Похороны, поминки, пролетели перед глазами страшным сном. Теперь предстояло научится жить одной. Жить с той болью и виной, оставшейся после последней ссоры.
Вернера рассказывала все это незнакомому человеку, участливо смотревшему на нее из-под черных стекол очков, и плакала не стесняясь, делясь своей болью. Она верила ему в этот момент, как верила когда-то своей маме, а он слушал и молчал…
* * *
Он не будет их убивать. Зачем. Они не интересны, они не воины. Жалкие, трусливые, они даже не охотники, они падальщики. В них страха столько, что вонь от него забивает запах леса. Валяются под ногами парализованные, позвякивают броней трепыхаясь в конвульсиях. Вызывают только брезгливость своей беспомощностью.
Он думал будет сложнее, а тут, всего только один прыжок и одна очередь нейтрализатора. Жалкие подобия рыцарей. Он сплюнул тягучую слюну. Но хватит терять время, впереди еще корабль, который надо захватить, и трусливая команда на борту. Как бы не сбежали. Они могут. Презренные рабы Шалагуда не отличаются храбростью.
Нейтрализатор за плечи. Нож одного из валяющихся под ногами рыцаря в руку, лезвие кривое, рукоять неудобная, но выбирать не из чего, берем то, что есть. Снять с пояса доспехи? Мерзость, эта амуниция вызывает брезгливое омерзение.
Все. Он готов. Ждать больше нечего. Один толчок натренированных ног, одно напряжение узлов эластичных мышц, и на поляне остались только парализованные тела охотников и карбасов, валяющиеся там, где застал их луч.

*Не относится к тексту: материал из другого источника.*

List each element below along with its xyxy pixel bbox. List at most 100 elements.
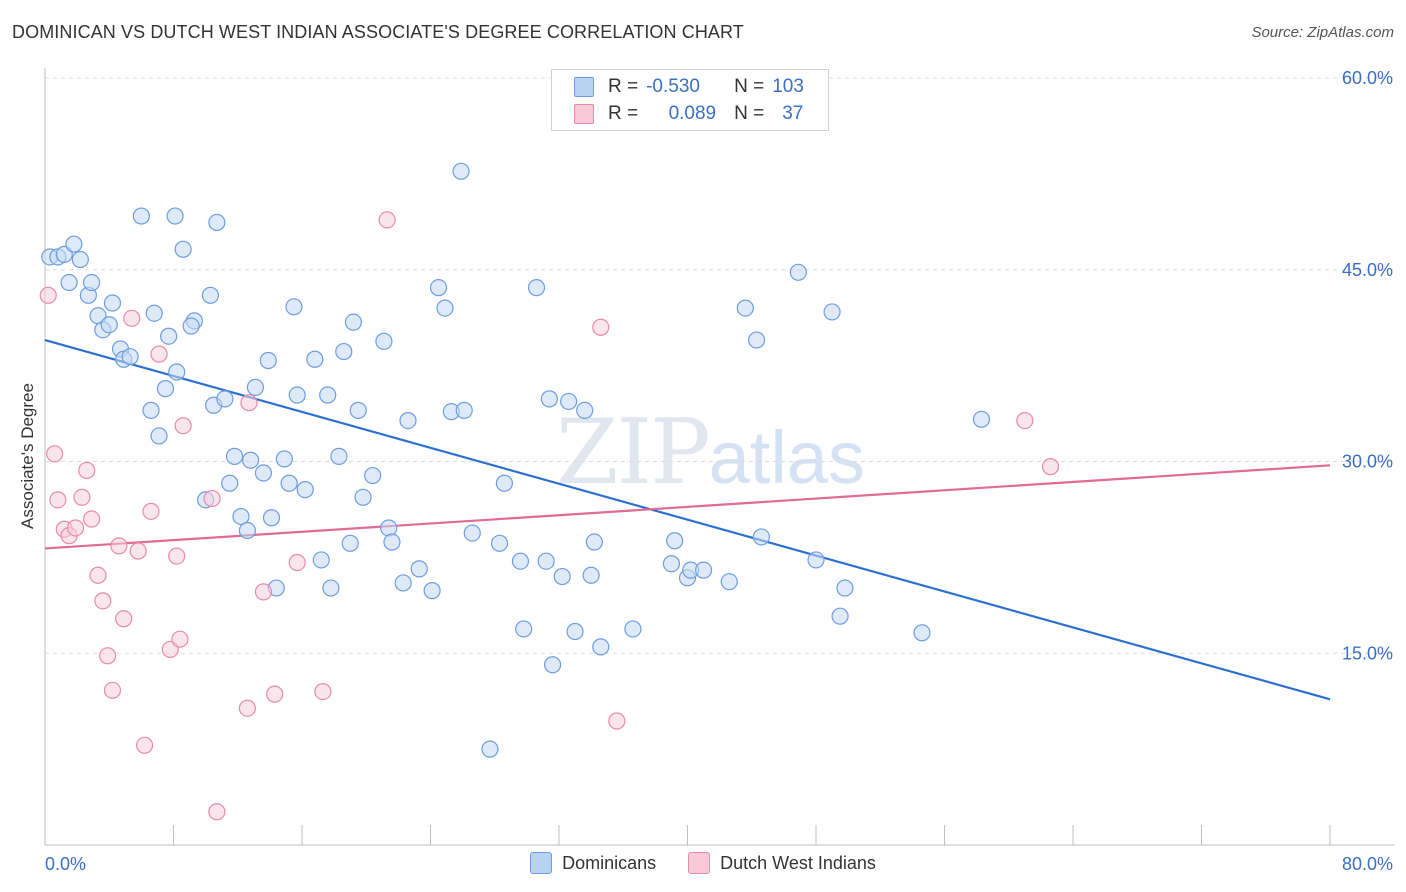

Бег. Что может быть прекраснее этого состояния. Особенно если это бег к свободе. Легкие наполняются воздухом смеси запахов травы и цветов, тягучи, приятный, дающий дополнительные силы. Ноги пружинят длинными шагами от прелой листвы, покрывающей землю. Мешающие ветки в сторону, руки сами знают, что надо делать. Он улыбается, наслаждаясь предвкушением очередной схватки. К стремлению к свободе для него не существует препятствий.
Вперед Гронд Фале Эльфийс, впереди открытый космос, он ждет последнего Скараду. Надо только захватить корабль…
* * *
Вернера отстранилась от экрана, завороженно проведя ладонью по лицу. Захватывает. Фантазия этого писателя не имеет границ. Описано так, словно сама побывала в схватке и сейчас бежит захватывать космический корабль.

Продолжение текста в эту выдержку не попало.